Basis sets - Tips and tricks

Note

As a general background for this topic, you can watch the 2021 talks by Emilio Artacho:

In this tutorial we will cover a few additional considerations on basis set when using SIESTA.

Basis set generation and adjacent concepts

Basis set optimization

Best results are obtained when using an optimized basis set. See the corresponding tutorial for an example of a basis set optimization procedure.

Basis Set Superposition Error

A concept that is key for atomic-centered basis in general is the Basis Set Superposition Error or BSSE. All kinds of DFT codes are subject to this error, so long as they use atom-centered basis sets. The general idea is that, given an atom A, the basis functions coming from neighbouring atoms B also help improve the description of the electronic density around A. If we remove those neighbours, we effectively end up with a poorer description.

The better the basis set, the less important this issue becomes. However, one way to completely remove this issue in some cases is by using ghost atoms.

Ghost atoms

SIESTA can place basis orbitals anywhere, not just in the position of atoms. In order to do this, we just place an atom and tell SIESTA that their atomic number is negative: -8, for example, will place a ghost oxygen, while -6 will place a ghost carbon (this will be detailed later).
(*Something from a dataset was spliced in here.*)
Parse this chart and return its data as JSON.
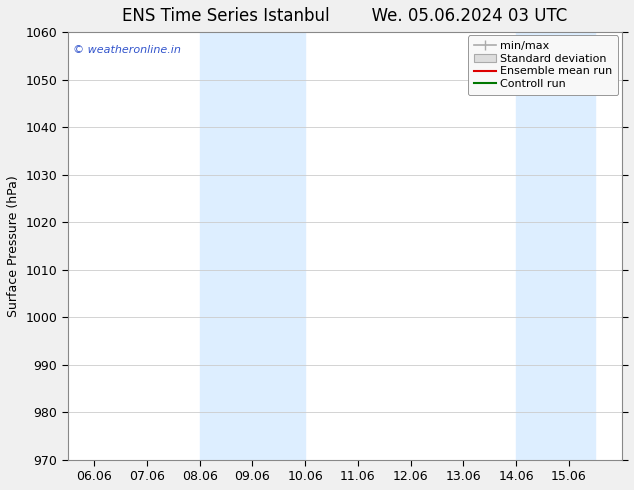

For this, you will need to generate an extra atom species in the ChemicalSpeciesLabel block.

Ghost atoms can be useful in a variety of cases, for example:
  • When fixing the BSSE in dimer, binding or vacancy calculations.

  • To improve the treatment for the electronic density in slabs, increasing the quality of the description in the near-vacuum region.

Both of these cases will be considered below.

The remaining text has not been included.